Purple is for plot.
Fluorescent green is for character arcs and character change.
Yellow is for the scene’s mission, character growth, and contextual significance.
Pink is for style.
My editor sent me her final editorial letter earlier this week with excellent criticism. Her compliments were amazing. I was so thankful for them.
But her criticism invigorated me.
I knew I had problems with my novel. I knew that I was nowhere close to perfect. And I was okay with knowing I had problems with my novel. But after 12 years, I just found that diving into the piece was wearying to my soul. I just wanted to know how to improve.
I’ve been reading books, magazines, blogs, and articles about self-editing. I’ve worked with critique groups and beta readers and I’M NOT COMPLAINING.
I just knew that I was missing something, that the pieces weren’t falling together and this puzzle I was staring at was not fitting.

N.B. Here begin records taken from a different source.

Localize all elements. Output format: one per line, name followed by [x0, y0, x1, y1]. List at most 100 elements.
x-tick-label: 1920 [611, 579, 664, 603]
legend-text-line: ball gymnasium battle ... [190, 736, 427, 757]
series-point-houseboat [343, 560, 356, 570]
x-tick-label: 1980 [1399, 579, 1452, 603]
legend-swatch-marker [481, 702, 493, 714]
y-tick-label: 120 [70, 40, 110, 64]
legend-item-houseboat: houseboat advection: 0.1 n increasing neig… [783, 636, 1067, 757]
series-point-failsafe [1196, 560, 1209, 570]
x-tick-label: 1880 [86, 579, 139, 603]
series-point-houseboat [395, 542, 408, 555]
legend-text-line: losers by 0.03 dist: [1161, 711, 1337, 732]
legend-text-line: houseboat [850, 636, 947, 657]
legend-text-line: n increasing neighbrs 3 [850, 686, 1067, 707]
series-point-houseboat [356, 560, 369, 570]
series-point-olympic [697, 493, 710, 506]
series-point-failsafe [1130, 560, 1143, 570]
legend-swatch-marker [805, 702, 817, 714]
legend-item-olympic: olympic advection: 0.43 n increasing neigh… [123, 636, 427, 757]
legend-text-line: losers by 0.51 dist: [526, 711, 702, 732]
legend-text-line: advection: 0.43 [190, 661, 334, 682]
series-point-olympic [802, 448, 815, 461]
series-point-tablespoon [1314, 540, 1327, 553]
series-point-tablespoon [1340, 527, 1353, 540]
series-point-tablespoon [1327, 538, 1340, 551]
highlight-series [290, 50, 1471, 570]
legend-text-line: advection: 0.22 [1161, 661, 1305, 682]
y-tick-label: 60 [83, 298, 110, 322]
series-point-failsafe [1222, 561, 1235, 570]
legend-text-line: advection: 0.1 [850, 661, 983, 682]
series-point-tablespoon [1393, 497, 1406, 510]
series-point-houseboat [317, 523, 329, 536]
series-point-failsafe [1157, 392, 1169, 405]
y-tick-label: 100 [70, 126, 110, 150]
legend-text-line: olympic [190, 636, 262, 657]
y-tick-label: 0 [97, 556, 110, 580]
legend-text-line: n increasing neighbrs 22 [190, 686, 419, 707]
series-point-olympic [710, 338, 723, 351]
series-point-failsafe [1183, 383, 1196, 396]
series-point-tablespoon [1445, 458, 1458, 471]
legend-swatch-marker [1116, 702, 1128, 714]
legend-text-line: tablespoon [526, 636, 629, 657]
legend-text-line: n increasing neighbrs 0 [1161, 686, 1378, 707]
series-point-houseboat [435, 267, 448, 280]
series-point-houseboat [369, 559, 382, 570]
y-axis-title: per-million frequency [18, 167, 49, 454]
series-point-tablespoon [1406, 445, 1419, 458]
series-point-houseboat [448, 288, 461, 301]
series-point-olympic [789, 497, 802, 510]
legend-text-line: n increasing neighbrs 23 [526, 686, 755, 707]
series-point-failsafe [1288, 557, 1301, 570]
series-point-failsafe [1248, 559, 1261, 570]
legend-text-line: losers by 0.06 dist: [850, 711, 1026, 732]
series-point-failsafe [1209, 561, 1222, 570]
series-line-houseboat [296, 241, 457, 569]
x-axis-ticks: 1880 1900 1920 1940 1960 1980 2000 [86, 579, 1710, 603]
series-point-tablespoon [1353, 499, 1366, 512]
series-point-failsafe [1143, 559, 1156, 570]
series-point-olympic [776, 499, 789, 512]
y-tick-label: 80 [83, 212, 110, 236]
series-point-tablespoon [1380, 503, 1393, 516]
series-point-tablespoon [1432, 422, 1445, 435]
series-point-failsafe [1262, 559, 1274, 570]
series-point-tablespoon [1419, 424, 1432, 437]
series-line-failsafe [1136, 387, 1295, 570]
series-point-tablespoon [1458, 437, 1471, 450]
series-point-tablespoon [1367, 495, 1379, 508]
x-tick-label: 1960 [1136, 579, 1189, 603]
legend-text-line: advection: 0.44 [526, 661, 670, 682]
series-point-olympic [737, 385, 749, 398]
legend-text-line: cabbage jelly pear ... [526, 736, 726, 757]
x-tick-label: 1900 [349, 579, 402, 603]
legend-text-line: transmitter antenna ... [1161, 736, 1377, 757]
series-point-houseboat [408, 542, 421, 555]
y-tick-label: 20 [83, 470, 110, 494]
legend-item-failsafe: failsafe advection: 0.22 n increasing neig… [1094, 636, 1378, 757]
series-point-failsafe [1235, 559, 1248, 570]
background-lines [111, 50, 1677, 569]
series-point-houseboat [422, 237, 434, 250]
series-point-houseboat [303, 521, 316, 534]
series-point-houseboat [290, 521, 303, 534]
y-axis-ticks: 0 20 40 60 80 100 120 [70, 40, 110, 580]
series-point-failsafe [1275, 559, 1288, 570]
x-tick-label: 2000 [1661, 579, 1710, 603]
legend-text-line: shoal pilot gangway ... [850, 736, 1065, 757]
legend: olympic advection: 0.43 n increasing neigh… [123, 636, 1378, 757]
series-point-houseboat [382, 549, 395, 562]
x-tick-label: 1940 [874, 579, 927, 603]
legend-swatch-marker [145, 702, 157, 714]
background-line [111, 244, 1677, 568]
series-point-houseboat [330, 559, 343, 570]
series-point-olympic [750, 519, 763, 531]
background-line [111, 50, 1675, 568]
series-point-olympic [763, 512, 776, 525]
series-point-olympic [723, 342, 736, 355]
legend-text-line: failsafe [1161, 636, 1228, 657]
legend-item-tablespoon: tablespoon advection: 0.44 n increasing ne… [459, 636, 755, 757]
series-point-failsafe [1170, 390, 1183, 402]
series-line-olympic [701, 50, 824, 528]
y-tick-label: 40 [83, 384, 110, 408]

And then the letter arrived. And it was like God spoke and I finally listened.
Too many adverbs…cut.
Too many metaphors and similes….I am sharpening my knife and finding my tissues.
Not enough character growth…
Scenes that become repetitive because the characters don’t grow…
I received the letter Monday….Tuesday? I can’t remember. I received it in the evening and read it greedily (eek…an adverb). I nearly hugged my computer, I was so happy with the critiques. I understood. I got it.
I am an organic writer. I find an idea and chase it as hard as I can. But this can mean a sense of disjointment between the idea’s origin and its conclusion. And going back to the beginning and trying to chase out the frayed threads is so hard. I can’t see it all.
I finally broke down, though, and sort of constructed an outline. Actually, it’s more like a tactile flow chart, a pop-up book of thoughts and ideas. I taped together six or so sheets of legal pad paper and started writing out scenes on post-it notes. I lined them up and then started tier-ing them together. Colors became meaning; thoughts became concrete.
Last night, my writing partner and I looked at scenes, re-read my editor’s letter, and answered questions…
- What is the scene’s mission?
- How do the character’s grow?
- How does the scene relate to the plot’s/novel’s context?
- How does the scene push the novel forward.
I scribbled as fast as I could as ideas fell from both of us. Huddled over an accordion of dreams and ideas, we talked our way through points.
I love this. I love this experience. I love the fact that I am using Post-It Notes because I can easily lift and shift. No anxieties about permanence. I can just change as needed.
I am chasing this dream. Hard and sort of fast. I have my thoughts. I have my ideas. I have my Post-It-Note pop-up book that looks tacky and amazing.